— Нет-нет-нет! — возмущенно качает головой Верней, и длинные темные волосы разлетаются, следуя его движениям. — Нет, нет, нет, никакой Библии, никаких еврейских царей! Побудем сегодня счастливыми язычниками!
— Пей… — Кадош подносит к его губам новую порцию крепкого и сладкого питья с привкусом солнца, — Если ты язычник, пей и возноси хвалу Дионису…
— Хотел бы я знать, какому богу ты молишься, — Эрнест делает пару больших глотков, перехватывает стакан и заставляет Соломона допить остальное.
Тот послушно выпивает и продолжает, как ни в чем не бывало, словно спиртное совсем на него не действует:
— А если так? «Уста твои — как отличное вино. Оно течет прямо к другу моему, услаждает сердца утомленных…» (5)

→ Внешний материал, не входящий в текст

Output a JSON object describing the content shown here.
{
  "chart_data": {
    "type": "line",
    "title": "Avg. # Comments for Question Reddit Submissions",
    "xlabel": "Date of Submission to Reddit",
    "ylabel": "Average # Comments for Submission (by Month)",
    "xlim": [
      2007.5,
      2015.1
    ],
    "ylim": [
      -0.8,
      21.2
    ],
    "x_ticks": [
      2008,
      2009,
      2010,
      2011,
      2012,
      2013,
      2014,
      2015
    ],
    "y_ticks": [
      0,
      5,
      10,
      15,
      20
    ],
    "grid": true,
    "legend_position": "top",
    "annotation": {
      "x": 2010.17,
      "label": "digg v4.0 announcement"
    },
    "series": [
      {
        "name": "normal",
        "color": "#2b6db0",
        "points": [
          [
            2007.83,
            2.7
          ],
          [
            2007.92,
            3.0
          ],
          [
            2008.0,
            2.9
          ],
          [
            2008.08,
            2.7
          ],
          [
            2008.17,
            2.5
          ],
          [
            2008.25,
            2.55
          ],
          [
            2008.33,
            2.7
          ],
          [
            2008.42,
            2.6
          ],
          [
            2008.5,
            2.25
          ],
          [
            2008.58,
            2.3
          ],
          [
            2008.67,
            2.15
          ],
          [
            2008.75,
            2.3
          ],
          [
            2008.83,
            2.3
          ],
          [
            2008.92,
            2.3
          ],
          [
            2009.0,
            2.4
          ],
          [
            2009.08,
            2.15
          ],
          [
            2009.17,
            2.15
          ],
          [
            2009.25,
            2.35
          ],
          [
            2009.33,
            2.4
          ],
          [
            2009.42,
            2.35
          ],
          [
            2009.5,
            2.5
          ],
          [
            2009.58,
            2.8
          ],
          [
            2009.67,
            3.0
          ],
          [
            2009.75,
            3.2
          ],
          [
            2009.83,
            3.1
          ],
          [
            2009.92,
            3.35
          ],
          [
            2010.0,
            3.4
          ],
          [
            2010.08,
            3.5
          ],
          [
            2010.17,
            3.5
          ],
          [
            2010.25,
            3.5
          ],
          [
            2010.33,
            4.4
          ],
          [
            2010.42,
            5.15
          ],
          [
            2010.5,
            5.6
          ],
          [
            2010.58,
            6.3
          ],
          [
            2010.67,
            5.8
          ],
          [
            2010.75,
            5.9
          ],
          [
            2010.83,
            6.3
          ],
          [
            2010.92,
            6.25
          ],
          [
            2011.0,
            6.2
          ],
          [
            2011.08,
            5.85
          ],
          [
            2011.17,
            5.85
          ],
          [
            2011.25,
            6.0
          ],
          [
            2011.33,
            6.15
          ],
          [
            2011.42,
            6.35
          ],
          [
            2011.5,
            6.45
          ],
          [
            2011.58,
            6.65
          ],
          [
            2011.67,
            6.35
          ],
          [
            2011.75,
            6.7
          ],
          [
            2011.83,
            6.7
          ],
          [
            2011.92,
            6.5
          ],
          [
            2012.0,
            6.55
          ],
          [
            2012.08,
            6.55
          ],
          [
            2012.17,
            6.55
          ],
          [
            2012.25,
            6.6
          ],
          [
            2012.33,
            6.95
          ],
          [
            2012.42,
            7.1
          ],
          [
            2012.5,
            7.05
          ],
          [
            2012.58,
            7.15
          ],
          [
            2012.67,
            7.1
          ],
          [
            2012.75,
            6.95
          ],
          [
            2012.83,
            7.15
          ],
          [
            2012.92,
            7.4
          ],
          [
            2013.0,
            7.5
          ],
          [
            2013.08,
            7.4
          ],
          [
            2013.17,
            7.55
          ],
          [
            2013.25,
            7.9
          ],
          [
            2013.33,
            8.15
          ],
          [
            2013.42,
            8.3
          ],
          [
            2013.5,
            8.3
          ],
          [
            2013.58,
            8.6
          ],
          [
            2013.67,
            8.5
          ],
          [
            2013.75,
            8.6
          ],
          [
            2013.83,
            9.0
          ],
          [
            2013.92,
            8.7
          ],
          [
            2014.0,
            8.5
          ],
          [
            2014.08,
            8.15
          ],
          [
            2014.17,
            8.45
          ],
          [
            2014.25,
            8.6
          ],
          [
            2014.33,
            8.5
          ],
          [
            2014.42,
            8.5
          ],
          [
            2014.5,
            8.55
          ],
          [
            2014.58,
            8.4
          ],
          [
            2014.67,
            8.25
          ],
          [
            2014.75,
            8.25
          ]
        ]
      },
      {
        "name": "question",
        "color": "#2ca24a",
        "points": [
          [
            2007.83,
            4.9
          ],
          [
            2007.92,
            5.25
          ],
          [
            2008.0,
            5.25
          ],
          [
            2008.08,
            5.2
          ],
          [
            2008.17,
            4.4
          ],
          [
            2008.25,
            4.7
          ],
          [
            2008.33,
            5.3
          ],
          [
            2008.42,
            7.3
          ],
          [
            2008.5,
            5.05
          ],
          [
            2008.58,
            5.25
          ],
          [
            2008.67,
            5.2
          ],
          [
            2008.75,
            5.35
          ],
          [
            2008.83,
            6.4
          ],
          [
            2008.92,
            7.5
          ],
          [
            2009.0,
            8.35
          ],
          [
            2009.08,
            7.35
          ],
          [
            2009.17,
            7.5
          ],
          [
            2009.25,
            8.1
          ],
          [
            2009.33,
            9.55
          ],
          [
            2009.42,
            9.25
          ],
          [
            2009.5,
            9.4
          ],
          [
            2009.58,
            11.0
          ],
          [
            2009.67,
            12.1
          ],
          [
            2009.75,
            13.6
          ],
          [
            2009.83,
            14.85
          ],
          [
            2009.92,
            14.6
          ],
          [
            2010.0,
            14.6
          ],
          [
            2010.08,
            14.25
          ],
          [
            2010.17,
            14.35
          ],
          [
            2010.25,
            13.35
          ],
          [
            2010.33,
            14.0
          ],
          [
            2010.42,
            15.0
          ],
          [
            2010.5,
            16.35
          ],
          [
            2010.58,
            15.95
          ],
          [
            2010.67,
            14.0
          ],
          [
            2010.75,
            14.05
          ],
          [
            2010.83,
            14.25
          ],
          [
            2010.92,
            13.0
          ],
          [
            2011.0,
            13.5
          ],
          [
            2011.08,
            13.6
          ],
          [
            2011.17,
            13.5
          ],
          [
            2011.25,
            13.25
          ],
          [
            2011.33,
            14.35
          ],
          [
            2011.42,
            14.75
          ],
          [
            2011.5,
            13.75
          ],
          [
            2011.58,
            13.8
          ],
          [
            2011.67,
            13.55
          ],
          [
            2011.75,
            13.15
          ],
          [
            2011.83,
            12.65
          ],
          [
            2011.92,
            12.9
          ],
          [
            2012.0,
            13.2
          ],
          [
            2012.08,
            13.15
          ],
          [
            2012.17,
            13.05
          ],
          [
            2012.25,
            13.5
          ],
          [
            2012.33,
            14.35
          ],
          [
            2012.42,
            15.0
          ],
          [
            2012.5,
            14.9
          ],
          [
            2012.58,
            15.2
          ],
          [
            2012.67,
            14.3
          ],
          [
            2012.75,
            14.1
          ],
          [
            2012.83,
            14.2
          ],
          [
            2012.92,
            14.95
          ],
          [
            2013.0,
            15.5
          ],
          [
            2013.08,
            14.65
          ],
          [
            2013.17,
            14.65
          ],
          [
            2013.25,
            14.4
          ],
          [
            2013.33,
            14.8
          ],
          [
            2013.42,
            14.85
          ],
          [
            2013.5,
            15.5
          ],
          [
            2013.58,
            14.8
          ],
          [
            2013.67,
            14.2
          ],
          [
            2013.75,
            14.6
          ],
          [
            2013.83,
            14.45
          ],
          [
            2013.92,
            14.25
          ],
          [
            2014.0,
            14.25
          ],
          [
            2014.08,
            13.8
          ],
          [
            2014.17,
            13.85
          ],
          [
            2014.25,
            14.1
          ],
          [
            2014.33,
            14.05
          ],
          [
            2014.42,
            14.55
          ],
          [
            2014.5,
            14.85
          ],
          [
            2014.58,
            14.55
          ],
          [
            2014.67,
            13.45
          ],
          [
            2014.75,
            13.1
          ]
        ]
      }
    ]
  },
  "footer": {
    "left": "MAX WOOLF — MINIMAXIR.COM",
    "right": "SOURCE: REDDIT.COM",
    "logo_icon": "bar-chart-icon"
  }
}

— Заткнись, заткнись, от библейской поебени меня тянет блевать! — рычит художник, как разозленный, нацеленный на драку кот, или Давид, готовый раскрутить пращу и свалить Голиафа. Он уже совсем пьян, и понемногу его захлестывает экстатический дионисийский восторг:
— Искусство — вот моя единственная религия, свобода — вот моя вера, секс — вот мое причастие, и смерть — единственный бог, каждый день доказывающий свое существование…
— Как насчет любви? — Соломон удерживает его в объятиях, не позволяя спотыкаться и налетать на мебель, пока они медленно, шаг за шагом, как бальные танцоры, перемещаются в сторону дивана.
— О, любовь! Всегда она! Любовь! Сказка для доверчивых деток, опиум для взрослых дураков! Ты что, серьезно, Соломон? Где же твоя хваленая мудрость? — Эрнест смеется и упирается ладонями в широкую грудь «еврейского царя», чтобы хоть немного увеличить расстояние между разгоряченными, жаждущими друг друга телами и не взорваться раньше времени, точно пубертатный подросток. Соломон молча усмехается в ответ на подначку, но его рот наполняется слюной от желания собственными губами и языком испытать смеющийся рот Эрнеста.
Потом они пьют кубинский ром, закусывая фруктами из вазы — гладкокожими персиками, бело-розовыми, истекающими прозрачным соком, пачкающей пальцы бордовой клубникой — и конфетами из круглой нарядной коробки, миндалем в шоколаде и апельсиновыми цукатами, добавляют еще рома, и… контуры реальности окончательно стираются, уплывают в золотистый туман.
…Вспышка: Эрнест обнаруживает себя голым, на коленях перед диваном, между широко раздвинутыми ногами Соломона — в брюках, расстегнутых и спущенных на бедра вместе с бельем, хрипло стонущего, с запрокинутой головой — в то время как он сосет его член. Роскошный обрезанный член, торчащий вперед и вверх на манер атакующей сабли…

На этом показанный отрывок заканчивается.